Asymptotic Preserving Semi-Implicit Scheme for the Shallow Water Equations with Non-Flat Bottom Topography and Manning Friction Term

• Published in: Journal of computational methods in applied mathematics Vol. 25; no. 3; pp. 619 - 641
• Main Authors: Huang, Guanlan, Boscarino, Sebastiano, Xiong, Tao
• Format: Journal Article
• Language: English
• Published: Minsk De Gruyter 01.07.2025; Walter de Gruyter GmbH
• Subjects: 35L65; 65L04; 65M06; Asymptotic methods; Asymptotic Preserving; Asymptotic properties; Computational efficiency; Computing costs; Convection; Diffusion rate; Finite Difference WENO; Friction; High Order; Runge-Kutta method; Shallow Water Equations; Stability; Topography; Well-Balanced
• ISSN: 1609-4840; 1609-9389
• DOI: 10.1515/cmam-2024-0186

In [G. Huang, S. Boscarino and T. Xiong, High order asymptotic preserving and well-balanced schemes for the shallow water equations with source terms, Commun. Comput. Phys. 35 2024, 5, 1229–1262], we proposed a class of high-order asymptotic preserving (AP) finite difference weighted essentially non-oscillatory (WENO) schemes for solving the shallow water equations (SWEs) with bottom topography and Manning friction, utilizing a penalization technique inspired by [S. Boscarino, P. G. LeFloch and G. Russo, High-order asymptotic-preserving methods for fully nonlinear relaxation problems, SIAM J. Sci.
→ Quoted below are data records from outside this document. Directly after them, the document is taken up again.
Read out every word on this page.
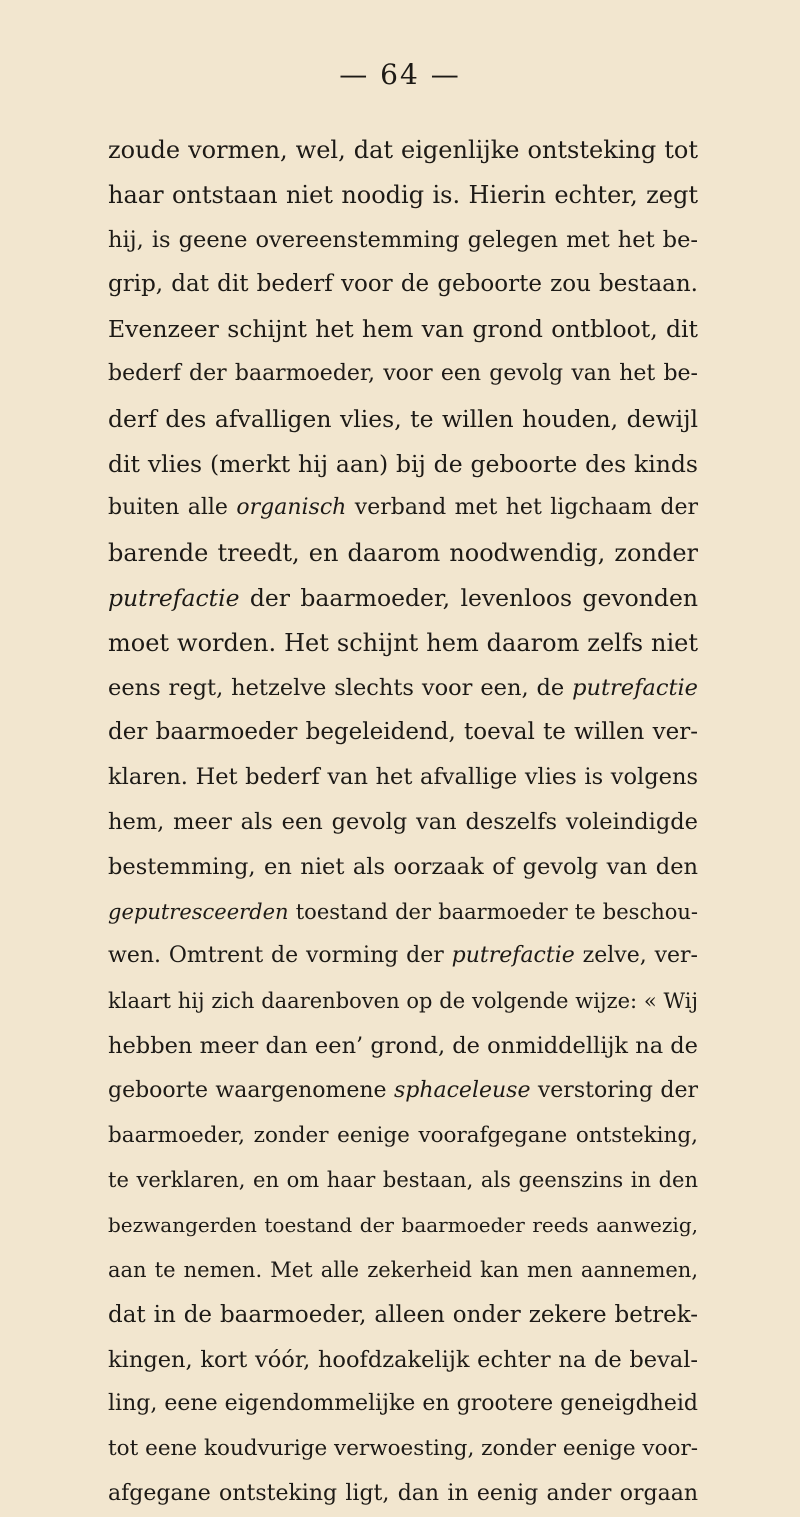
— 64 —
zoude vormen, wel, dat eigenlijke ontsteking tot
haar ontstaan niet noodig is. Hierin echter, zegt
hij, is geene overeenstemming gelegen met het be-
grip, dat dit bederf voor de geboorte zou bestaan.
Evenzeer schijnt het hem van grond ontbloot, dit
bederf der baarmoeder, voor een gevolg van het be-
derf des afvalligen vlies, te willen houden, dewijl
dit vlies (merkt hij aan) bij de geboorte des kinds
buiten alle organisch verband met het ligchaam der
barende treedt, en daarom noodwendig, zonder
putrefactie der baarmoeder, levenloos gevonden
moet worden. Het schijnt hem daarom zelfs niet
eens regt, hetzelve slechts voor een, de putrefactie
der baarmoeder begeleidend, toeval te willen ver-
klaren. Het bederf van het afvallige vlies is volgens
hem, meer als een gevolg van deszelfs voleindigde
bestemming, en niet als oorzaak of gevolg van den
geputresceerden toestand der baarmoeder te beschou-
wen. Omtrent de vorming der putrefactie zelve, ver-
klaart hij zich daarenboven op de volgende wijze: « Wij
hebben meer dan een’ grond, de onmiddellijk na de
geboorte waargenomene sphaceleuse verstoring der
baarmoeder, zonder eenige voorafgegane ontsteking,
te verklaren, en om haar bestaan, als geenszins in den
bezwangerden toestand der baarmoeder reeds aanwezig,
aan te nemen. Met alle zekerheid kan men aannemen,
dat in de baarmoeder, alleen onder zekere betrek-
kingen, kort vóór, hoofdzakelijk echter na de beval-
ling, eene eigendommelijke en grootere geneigdheid
tot eene koudvurige verwoesting, zonder eenige voor-
afgegane ontsteking ligt, dan in eenig ander orgaan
Comput. 36 2014, 2, A377–A395]. Although the added weighted diffusive term enhanced stability, it increased computational cost and slowed down the convergence rate in the intermediate regime between convection and diffusion. In this paper, we extend our previous study by removing the penalization while preserving the AP property. To achieve this, we employ a high order semi-implicit implicit-explicit Runge–Kutta (SI-IMEX-RK) time discretization, coupled with high-order WENO reconstructions for first-order derivatives and central difference schemes for second-order spatial derivatives. This combination yields a class of fully high-order schemes. Theoretical analysis and numerical experiments demonstrate that the proposed schemes retain AP, asymptotically accurate and well-balanced properties, while offering higher computational efficiency compared to our previous scheme in Huang, Boscarino and Xiong (2024), especially in the intermediate regime between convection and diffusion. Moreover, treating the momentum in the friction terms implicitly is essential for preserving the AP property; otherwise, the scheme fails to converge to the limiting equations. This indicates that implicit treatment of Manning friction is necessary for the stability of the method.